The misassumption of most people, is they don't get the difference between an election model and a polling aggregate. Some take this even further and don't see the difference between a polling aggregate and a single poll. If you took "the polls" at face value you'd think Americans are voting different all the time. The truth is those who change their vote is quite small and elections are won and lost by far more specific shifts.
An example, in 2016, no matter how you cut it, Hillary's 65,000,000 votes were around the predictable baseline of Democratic voters for that year. It's very unlikely she netted any voters(gain more than she lost) during the campaign, this could be seen as multiple indicators showed she was never very popular and didn't add much beyond the work of who came before her. Polls meanwhile made it seem like there were dramatic shifts, an unlikely truth, she was solid, but that would only be true if Trump pulled in the predictable baseline of Republican voters for that year. Which would have been around 59-60 million votes. He netted only 3, but every indicator showed his gains were much higher having loss a sizeable chunk of the baseline.

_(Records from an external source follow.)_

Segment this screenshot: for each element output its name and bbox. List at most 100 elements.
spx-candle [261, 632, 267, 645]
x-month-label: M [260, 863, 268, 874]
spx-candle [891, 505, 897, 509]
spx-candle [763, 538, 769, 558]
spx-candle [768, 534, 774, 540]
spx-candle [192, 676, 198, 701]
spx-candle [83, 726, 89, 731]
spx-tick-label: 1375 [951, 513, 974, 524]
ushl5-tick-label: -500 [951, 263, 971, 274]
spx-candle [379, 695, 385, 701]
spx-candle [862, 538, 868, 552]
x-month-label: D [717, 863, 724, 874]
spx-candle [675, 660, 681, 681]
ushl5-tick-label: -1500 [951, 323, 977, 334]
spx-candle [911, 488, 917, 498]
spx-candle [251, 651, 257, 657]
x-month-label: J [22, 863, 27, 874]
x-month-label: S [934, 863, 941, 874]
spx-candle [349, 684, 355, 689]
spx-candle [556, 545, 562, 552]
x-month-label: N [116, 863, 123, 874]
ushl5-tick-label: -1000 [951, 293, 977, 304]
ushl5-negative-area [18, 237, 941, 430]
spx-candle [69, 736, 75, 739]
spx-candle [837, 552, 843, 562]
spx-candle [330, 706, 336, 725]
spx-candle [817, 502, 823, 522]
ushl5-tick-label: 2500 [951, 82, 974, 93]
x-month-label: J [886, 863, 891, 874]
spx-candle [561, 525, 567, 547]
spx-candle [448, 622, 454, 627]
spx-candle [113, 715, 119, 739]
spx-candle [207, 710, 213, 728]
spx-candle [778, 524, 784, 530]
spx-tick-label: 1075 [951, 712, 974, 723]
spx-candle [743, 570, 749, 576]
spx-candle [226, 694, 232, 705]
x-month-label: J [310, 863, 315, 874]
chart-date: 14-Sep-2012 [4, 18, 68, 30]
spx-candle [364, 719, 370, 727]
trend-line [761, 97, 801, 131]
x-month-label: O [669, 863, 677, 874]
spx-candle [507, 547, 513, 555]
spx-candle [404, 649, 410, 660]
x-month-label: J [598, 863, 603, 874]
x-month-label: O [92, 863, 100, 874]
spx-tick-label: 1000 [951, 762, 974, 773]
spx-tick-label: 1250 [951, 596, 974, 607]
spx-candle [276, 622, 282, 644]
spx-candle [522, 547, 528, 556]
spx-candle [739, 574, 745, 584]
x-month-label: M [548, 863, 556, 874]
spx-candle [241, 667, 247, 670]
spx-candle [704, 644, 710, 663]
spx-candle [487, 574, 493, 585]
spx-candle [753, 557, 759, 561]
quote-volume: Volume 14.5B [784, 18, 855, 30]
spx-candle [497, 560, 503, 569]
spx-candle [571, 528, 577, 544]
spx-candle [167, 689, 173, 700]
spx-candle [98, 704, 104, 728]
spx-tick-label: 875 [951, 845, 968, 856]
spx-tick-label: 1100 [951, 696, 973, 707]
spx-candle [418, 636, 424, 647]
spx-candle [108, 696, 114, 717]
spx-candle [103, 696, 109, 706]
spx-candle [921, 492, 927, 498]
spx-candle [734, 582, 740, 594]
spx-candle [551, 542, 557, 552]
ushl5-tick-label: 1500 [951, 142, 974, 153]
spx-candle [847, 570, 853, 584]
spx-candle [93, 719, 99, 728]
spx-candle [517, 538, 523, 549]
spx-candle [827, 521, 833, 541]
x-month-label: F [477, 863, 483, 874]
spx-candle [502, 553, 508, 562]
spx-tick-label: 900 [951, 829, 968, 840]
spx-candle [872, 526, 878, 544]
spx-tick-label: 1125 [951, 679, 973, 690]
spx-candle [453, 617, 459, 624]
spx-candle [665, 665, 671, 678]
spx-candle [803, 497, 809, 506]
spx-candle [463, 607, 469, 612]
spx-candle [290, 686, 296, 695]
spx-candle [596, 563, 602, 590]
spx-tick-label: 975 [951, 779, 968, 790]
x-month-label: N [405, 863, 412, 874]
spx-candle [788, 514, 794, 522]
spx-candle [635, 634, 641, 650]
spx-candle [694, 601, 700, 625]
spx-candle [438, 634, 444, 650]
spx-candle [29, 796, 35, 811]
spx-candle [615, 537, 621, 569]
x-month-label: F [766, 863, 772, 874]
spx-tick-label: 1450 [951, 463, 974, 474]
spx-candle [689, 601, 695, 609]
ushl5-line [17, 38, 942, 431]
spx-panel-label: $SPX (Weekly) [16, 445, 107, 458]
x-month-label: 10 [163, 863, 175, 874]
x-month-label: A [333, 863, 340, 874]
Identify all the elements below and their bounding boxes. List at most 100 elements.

Compare this to say Obama in 2008, who got 69.4 far above the predictable baseline of Democratic voters. By 2012, you already saw the new drop of those new voters back expanded base, both victories of course because the republicans never made gains. Again, this is just not what polls said even if they got it "right", it's a lot of noise to paint a big dramatic story of lots of swing-voters and such, but that's just not reality.

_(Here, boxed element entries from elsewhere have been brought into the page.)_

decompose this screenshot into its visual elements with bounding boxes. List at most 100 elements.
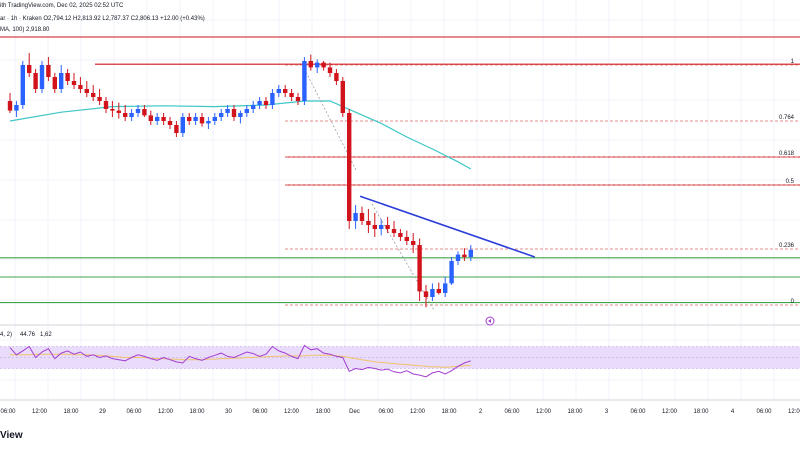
fib-label: 0 [791,299,795,305]
candle-body [148,115,153,121]
candle-body [411,241,416,245]
candle-body [219,113,224,117]
candle-body [359,213,365,221]
x-tick-label: 29 [99,409,106,415]
candle-body [84,89,89,93]
fib-label: 0.764 [779,115,795,121]
candle-body [263,101,269,105]
falling-trend-line [359,195,536,258]
x-tick-label: 06:00 [504,409,520,415]
candle-body [468,249,473,257]
candle-body [103,101,109,109]
rsi-legend-value: 44.76 [20,332,36,338]
candle-body [7,101,13,111]
candle-body [462,254,467,257]
candle-body [443,283,448,293]
candle-body [251,105,256,109]
published-line: ith TradingView.com, Dec 02, 2025 02:52 … [0,3,124,9]
candle-body [59,73,64,89]
candle-body [14,105,19,111]
x-tick-label: 06:00 [126,409,142,415]
candle-body [398,233,403,237]
candle-body [295,97,301,101]
x-tick-label: 18:00 [63,409,79,415]
candle-body [270,93,275,105]
horizontal-levels [0,36,800,304]
grid [0,0,800,401]
candle-body [244,109,249,113]
x-tick-label: 06:00 [756,409,772,415]
candle-body [430,289,435,297]
candle-body [39,65,45,89]
rsi-legend-label: 4, 2) [0,332,12,338]
candle-body [289,93,294,97]
candle-body [302,61,307,101]
x-tick-label: 06:00 [378,409,394,415]
x-tick-label: 18:00 [567,409,583,415]
candle-body [78,85,83,89]
x-tick-label: 30 [225,409,232,415]
candle-body [110,109,115,111]
x-tick-label: 3 [605,409,609,415]
candle-body [436,289,441,293]
candle-body [423,291,429,297]
candle-body [353,213,358,221]
ma-legend: MA, 100) 2,918.80 [0,27,50,33]
x-tick-label: 12:00 [788,409,800,415]
x-tick-label: Dec [349,409,360,415]
candle-body [52,77,57,89]
candle-body [257,101,262,105]
candle-body [129,113,134,117]
candle-body [340,81,345,113]
candle-body [372,225,377,229]
candle-body [33,73,38,89]
candle-body [206,121,211,124]
x-tick-label: 06:00 [252,409,268,415]
candle-body [97,97,102,101]
candle-body [334,73,339,81]
candle-body [308,61,313,68]
x-tick-label: 18:00 [189,409,205,415]
x-tick-label: 12:00 [32,409,48,415]
candle-body [417,245,422,292]
x-tick-label: 12:00 [410,409,426,415]
candle-body [404,237,409,241]
candle-body [321,62,326,68]
time-axis: 06:00 12:00 18:00 29 06:00 12:00 18:00 30 06:00 1… [0,409,800,415]
candle-body [225,109,230,113]
candle-body [187,117,192,121]
candle-body [155,117,160,121]
candle-body [315,62,320,68]
candle-body [135,109,141,113]
x-tick-label: 06:00 [0,409,16,415]
candle-body [347,113,352,221]
fib-label: 0.618 [779,151,795,157]
candle-body [142,109,147,116]
candle-body [379,225,384,229]
x-tick-label: 12:00 [536,409,552,415]
x-tick-label: 06:00 [630,409,646,415]
replay-icon[interactable] [485,316,495,326]
candle-body [46,65,51,77]
fib-label: 0.236 [779,243,795,249]
fib-label: 1 [791,59,795,65]
candle-body [283,89,288,93]
rsi-line [9,344,471,378]
projection-dash-2 [371,203,435,311]
x-tick-label: 12:00 [284,409,300,415]
candle-body [199,117,205,124]
candle-body [212,117,217,121]
candle-body [167,121,173,125]
candle-body [27,65,32,73]
fib-label: 0.5 [786,179,795,185]
candles [7,53,473,308]
candle-body [116,110,121,113]
candle-body [327,67,333,73]
candle-body [71,81,77,85]
candle-body [449,261,454,284]
candle-body [174,125,179,133]
candle-body [231,109,237,117]
candle-body [91,93,96,97]
ma-100-line [9,100,472,170]
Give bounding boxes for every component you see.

No, the truth is polls have a sample error. Lots of people don't respond, even more, lie about their likelihood to vote, so the best you can get is an approximation of popularity and how that falls by differnt groups. You can certianly use that to predict gains and losses, but only by applying an accurate model, which takes those data points and applies them to realistic predictors, not just by applying regions, but also by likelihood and at what rate different groups are likely to vote.
The trouble for Bidens is since 2016 Trump has already netted a good amount of voters. This gain may be down to trickle now, but if Dems are mistaken if relying on the higher democratic baseline. We're likely in for shocker come November. I'd predict Biden still needs to net a solid million to win. Doable, but unlikely. Of course, my model might be wrong -- I just hope, when trying to predict an election people are in fact comparing models, not simply raw polling aggregates which count on a lot of people who don't plan to vote. And a lot of especially working-class types (the rarely sampled, and oft called politically disenchanted) staying to their nature and not voting, a bad bet on a candidate like a Trump who base is the politically disenchanted.